Management of patients with inadvertent drug injection varies based on the type and dosage of different drugs and unknown intrathecal complications. The most important principle in the management of these patients is to pay attention to hemodynamic stability and cerebrospinal fluid (CSF) lavage (9-11). A standard CSF lavage consists of about 10 to 20 mL of CSF fluid, which is gently withdrawn through a needle or catheter and replaced with preservative-free normal saline (12). It has been shown that CSF replacement with fresh frozen plasma can reduce neurotoxicity (13). In this case, since there were no clinical, hemodynamic, or neurological symptoms at the beginning and during the follow-up, instead of aggressive CSF lavage, a follow-up approach was implemented, and the patient was closely monitored to take appropriate action in the event of symptoms. The patient was discharged after 5 days without any extra complications.

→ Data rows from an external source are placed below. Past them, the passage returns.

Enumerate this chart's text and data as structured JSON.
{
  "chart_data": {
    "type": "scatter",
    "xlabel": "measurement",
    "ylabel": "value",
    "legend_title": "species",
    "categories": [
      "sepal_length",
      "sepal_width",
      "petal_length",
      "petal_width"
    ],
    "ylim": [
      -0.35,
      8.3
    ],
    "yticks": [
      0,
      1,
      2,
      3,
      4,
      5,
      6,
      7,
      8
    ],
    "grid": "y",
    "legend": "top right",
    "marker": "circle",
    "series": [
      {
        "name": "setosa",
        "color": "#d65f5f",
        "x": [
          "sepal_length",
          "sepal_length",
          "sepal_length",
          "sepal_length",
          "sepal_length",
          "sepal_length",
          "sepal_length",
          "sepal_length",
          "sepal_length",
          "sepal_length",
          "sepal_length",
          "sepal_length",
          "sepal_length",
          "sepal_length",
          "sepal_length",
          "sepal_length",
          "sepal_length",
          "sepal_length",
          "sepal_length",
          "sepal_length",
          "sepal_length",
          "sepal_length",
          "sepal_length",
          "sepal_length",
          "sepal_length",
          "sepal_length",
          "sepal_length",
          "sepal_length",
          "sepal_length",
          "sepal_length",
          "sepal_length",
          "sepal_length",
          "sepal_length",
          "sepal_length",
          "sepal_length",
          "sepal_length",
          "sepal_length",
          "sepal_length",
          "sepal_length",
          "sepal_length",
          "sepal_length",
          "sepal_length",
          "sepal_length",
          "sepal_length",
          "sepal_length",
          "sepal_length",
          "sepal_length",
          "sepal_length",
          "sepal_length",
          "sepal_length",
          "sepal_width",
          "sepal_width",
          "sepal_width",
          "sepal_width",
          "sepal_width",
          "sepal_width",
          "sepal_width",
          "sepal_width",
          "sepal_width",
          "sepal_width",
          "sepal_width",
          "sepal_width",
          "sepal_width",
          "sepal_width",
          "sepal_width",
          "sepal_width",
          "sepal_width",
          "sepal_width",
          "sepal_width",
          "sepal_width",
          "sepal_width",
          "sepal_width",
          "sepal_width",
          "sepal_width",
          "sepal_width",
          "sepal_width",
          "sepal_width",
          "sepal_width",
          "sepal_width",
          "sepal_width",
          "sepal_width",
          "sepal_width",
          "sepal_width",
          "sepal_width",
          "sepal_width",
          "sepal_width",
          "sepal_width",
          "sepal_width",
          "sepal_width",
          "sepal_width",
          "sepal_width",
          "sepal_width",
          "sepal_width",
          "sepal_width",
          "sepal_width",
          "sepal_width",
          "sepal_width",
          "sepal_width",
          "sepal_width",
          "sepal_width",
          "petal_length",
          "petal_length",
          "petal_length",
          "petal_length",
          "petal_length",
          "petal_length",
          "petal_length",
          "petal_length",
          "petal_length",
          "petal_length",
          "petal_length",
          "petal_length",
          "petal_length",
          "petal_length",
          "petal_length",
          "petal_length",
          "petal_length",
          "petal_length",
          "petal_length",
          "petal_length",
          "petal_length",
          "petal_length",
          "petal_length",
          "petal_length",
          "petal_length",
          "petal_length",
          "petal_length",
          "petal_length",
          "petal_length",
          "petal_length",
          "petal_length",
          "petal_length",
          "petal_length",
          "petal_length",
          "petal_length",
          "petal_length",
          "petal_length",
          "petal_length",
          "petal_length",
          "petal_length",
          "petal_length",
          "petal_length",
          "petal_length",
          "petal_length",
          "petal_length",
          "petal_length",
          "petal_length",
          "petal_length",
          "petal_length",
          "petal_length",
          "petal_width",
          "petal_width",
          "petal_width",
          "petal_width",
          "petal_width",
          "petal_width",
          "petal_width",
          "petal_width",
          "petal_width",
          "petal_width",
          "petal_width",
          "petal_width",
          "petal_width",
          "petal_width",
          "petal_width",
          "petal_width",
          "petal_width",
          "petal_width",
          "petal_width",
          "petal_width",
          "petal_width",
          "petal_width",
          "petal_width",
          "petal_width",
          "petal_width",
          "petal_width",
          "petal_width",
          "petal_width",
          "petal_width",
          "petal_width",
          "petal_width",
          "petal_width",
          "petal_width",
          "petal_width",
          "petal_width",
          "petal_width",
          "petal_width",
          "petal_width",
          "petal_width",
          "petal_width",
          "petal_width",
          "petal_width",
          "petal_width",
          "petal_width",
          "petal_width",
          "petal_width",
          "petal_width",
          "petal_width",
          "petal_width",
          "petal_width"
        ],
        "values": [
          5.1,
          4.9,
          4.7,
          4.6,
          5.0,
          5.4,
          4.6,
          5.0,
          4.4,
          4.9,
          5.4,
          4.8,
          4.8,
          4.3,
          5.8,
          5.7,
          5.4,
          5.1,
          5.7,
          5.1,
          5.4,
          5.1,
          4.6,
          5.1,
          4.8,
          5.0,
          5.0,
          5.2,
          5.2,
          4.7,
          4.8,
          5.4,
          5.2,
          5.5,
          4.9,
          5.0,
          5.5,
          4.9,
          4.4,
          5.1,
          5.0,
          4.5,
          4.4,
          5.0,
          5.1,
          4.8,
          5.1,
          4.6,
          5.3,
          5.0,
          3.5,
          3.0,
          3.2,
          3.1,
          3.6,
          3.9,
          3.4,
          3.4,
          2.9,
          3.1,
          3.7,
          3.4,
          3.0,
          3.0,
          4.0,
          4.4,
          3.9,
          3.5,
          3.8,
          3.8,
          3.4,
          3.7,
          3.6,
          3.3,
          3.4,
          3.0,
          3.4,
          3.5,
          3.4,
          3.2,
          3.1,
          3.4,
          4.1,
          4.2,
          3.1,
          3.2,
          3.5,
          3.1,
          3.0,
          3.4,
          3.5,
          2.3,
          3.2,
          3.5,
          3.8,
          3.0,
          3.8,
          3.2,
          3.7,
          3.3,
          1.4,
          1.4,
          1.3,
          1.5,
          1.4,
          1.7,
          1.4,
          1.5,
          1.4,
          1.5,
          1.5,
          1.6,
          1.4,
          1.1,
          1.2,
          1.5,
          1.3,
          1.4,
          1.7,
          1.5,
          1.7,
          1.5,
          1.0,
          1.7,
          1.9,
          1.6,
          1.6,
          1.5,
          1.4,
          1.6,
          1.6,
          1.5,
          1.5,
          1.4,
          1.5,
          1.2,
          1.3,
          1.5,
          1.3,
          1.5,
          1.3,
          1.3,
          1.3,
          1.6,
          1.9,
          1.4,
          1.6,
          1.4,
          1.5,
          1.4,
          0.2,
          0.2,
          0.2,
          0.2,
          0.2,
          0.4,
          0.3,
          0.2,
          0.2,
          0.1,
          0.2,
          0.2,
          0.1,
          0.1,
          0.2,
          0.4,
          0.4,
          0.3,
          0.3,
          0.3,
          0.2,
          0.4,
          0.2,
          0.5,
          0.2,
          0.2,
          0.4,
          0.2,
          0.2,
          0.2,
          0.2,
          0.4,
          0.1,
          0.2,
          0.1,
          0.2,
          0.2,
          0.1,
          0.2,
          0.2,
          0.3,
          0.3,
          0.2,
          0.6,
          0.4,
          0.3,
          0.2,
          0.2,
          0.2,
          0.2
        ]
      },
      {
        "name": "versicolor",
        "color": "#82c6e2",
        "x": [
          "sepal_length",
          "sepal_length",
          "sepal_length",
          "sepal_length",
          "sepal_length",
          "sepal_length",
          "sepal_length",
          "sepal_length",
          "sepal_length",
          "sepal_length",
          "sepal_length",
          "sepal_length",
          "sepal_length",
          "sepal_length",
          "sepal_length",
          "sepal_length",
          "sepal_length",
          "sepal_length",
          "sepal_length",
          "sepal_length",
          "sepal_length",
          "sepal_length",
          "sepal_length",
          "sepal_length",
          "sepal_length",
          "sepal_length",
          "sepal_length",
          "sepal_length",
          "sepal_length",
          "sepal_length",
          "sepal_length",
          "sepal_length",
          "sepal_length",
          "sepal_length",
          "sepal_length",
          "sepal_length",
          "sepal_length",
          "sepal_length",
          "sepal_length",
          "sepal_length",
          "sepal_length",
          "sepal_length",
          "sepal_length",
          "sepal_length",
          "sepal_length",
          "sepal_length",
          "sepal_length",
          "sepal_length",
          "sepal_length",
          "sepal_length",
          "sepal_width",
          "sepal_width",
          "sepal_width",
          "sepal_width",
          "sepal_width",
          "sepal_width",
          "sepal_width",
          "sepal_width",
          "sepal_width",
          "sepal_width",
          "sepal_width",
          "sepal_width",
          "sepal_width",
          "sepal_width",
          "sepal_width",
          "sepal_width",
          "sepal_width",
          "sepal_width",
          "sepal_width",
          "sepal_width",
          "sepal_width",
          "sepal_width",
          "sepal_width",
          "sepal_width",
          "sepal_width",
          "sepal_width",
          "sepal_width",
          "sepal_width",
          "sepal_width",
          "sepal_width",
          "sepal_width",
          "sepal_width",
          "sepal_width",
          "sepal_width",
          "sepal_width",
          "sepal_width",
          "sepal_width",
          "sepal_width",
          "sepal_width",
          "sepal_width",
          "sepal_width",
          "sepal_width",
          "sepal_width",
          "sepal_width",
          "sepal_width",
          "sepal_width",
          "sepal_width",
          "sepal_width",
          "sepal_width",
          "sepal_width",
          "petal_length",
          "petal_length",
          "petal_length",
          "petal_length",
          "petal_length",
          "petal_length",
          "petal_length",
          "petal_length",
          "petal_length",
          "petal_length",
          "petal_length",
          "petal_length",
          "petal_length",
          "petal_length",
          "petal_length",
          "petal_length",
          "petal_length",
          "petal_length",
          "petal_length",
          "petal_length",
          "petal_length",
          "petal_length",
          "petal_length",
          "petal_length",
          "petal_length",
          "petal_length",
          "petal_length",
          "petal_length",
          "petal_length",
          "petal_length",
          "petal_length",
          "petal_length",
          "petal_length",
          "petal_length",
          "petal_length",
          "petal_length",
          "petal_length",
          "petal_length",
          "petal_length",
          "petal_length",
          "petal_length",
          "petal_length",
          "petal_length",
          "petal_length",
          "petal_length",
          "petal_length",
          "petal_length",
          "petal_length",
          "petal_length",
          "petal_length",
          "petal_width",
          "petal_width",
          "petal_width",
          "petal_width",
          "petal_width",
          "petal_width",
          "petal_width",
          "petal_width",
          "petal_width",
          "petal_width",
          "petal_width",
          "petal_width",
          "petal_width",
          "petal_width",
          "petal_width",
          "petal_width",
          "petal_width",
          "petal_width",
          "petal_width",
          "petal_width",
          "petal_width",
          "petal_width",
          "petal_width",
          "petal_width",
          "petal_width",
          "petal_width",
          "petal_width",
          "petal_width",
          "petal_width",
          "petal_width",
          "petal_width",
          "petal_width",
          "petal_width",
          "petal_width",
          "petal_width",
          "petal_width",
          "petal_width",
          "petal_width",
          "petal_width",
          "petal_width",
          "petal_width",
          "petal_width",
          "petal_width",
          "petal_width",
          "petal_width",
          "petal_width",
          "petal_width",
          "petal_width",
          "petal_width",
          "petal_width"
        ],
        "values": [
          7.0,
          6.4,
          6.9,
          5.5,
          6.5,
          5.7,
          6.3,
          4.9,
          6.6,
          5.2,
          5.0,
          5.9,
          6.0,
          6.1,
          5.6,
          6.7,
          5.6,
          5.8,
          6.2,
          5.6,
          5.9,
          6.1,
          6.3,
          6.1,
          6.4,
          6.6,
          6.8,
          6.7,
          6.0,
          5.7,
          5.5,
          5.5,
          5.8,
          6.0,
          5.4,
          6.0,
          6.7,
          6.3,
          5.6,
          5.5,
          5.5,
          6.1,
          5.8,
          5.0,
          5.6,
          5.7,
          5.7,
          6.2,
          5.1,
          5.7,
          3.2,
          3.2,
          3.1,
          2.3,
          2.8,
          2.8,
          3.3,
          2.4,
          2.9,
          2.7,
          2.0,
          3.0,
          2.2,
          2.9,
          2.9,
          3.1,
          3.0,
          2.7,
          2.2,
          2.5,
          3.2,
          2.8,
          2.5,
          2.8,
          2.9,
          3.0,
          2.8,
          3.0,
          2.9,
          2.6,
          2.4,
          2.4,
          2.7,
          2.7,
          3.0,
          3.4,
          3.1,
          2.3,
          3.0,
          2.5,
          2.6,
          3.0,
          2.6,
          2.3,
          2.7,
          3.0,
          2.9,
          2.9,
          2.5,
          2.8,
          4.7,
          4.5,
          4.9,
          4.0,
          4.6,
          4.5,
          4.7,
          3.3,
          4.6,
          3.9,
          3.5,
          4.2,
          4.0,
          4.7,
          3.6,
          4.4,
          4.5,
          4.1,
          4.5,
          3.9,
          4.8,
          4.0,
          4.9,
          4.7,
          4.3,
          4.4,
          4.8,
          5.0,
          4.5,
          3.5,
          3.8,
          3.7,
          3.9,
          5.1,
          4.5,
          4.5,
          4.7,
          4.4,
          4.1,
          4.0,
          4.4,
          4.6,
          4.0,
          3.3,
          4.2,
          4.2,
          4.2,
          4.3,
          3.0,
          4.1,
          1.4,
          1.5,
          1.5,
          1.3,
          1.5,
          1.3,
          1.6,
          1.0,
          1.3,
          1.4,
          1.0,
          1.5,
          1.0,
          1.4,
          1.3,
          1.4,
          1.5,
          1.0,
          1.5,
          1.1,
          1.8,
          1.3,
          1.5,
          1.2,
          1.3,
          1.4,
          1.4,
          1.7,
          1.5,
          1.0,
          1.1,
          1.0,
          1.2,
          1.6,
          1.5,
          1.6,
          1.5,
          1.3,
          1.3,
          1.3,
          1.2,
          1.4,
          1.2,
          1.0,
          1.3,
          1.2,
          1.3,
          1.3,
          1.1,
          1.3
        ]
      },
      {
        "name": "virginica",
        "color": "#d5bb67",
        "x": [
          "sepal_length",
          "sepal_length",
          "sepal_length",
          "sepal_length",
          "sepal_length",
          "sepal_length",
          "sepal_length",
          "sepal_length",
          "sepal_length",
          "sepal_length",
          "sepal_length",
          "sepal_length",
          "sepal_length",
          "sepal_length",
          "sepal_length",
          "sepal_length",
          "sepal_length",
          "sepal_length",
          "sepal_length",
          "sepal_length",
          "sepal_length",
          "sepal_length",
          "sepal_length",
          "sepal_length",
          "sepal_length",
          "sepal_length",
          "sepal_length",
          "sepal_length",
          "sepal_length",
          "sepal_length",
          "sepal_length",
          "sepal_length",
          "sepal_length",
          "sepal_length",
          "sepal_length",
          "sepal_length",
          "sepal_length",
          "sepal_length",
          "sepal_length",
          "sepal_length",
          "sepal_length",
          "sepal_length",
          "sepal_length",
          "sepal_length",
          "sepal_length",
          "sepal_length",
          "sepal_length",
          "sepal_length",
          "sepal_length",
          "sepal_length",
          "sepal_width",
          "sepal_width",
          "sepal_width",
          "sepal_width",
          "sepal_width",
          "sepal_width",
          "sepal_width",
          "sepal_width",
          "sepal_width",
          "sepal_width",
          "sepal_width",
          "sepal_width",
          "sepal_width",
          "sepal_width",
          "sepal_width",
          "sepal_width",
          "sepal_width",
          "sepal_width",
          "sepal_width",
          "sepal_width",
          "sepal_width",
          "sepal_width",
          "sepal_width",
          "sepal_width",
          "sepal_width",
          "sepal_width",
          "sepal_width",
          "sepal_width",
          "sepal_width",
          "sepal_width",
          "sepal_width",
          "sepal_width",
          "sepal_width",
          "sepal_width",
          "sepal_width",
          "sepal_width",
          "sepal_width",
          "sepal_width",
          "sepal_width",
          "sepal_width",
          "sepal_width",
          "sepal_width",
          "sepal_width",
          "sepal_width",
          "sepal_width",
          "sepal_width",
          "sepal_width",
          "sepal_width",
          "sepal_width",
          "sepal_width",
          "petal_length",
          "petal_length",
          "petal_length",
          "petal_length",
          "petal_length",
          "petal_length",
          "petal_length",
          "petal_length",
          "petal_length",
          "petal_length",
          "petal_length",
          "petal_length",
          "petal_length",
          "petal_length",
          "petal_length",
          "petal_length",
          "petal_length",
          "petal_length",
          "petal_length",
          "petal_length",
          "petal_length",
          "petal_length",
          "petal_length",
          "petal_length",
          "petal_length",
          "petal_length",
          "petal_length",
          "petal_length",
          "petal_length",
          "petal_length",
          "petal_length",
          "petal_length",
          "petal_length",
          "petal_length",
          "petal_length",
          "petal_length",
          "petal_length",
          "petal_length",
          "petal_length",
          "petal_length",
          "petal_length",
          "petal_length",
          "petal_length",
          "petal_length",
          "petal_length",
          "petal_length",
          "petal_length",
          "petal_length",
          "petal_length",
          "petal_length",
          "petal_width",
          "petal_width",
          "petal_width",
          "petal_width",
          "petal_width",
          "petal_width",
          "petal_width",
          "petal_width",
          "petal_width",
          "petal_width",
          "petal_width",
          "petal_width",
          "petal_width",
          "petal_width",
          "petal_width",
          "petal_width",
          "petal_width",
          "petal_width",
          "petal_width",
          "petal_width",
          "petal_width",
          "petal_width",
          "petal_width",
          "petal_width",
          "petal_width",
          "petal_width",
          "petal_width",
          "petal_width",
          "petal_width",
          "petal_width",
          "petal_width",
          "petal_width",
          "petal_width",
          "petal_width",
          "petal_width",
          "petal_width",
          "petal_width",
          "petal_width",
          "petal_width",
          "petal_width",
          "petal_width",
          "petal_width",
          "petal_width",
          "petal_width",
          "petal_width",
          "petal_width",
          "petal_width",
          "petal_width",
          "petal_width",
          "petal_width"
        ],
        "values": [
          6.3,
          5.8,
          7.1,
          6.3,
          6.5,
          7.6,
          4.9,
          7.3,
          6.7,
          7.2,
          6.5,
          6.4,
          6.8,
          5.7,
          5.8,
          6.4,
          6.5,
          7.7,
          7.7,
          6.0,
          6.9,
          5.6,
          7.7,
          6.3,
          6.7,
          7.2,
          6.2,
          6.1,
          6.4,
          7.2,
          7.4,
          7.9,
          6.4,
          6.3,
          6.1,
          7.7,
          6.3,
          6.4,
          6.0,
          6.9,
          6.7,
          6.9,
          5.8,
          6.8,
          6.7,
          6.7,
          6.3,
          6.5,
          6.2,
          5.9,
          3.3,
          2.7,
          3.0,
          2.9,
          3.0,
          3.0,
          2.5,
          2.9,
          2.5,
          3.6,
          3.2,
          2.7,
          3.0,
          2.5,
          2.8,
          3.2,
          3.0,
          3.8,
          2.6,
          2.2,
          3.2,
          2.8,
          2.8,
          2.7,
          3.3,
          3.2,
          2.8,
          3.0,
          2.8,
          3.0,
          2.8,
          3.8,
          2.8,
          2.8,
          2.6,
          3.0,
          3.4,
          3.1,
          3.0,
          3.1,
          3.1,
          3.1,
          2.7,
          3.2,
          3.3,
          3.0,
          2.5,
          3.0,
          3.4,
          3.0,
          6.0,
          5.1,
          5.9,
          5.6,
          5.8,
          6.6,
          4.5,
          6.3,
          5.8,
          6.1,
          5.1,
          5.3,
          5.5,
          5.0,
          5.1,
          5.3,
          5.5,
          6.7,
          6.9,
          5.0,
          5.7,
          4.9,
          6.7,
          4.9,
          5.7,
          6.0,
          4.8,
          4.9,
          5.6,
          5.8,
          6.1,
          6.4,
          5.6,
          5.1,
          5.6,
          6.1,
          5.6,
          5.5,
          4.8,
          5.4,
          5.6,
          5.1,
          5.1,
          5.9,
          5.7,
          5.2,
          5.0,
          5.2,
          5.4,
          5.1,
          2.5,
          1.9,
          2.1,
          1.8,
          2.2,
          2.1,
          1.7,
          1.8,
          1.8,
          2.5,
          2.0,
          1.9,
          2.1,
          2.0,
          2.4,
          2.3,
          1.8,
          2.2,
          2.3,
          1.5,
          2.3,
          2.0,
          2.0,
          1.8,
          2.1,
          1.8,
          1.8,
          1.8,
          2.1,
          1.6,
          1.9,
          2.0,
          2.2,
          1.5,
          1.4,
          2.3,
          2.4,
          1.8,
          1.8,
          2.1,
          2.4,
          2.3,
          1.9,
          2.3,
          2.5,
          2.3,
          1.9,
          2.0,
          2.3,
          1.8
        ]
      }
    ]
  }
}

The main cause of this complication and similar cases is failure to follow safety protocols before procedures. The most important solutions are labeling the syringe, double-checking, and injecting the drug immediately after filling the syringe (14, 15). Unfortunately, in this patient, the procedure was not checked and performed properly.
Also, the similarity of the medicine container increases the possibility of a wrong injection.
It is recommended that vital drugs, such as anesthetic drugs, be presented in a unique and specific way to reduce the possibility of incorrect injections due to human errors.
In our case, the patient was debilitated, and the lower limb muscles were atrophied; thus, concomitant neurological complications may interfere with or act as a bias in assessing neurological complications.
3.3. Window to the Future
According to the results of the first random injection of etomidate into the spinal cord, which did not cause hemodynamic and neurological changes, further research may show the destructive or even protective effects of etomidate on neurons.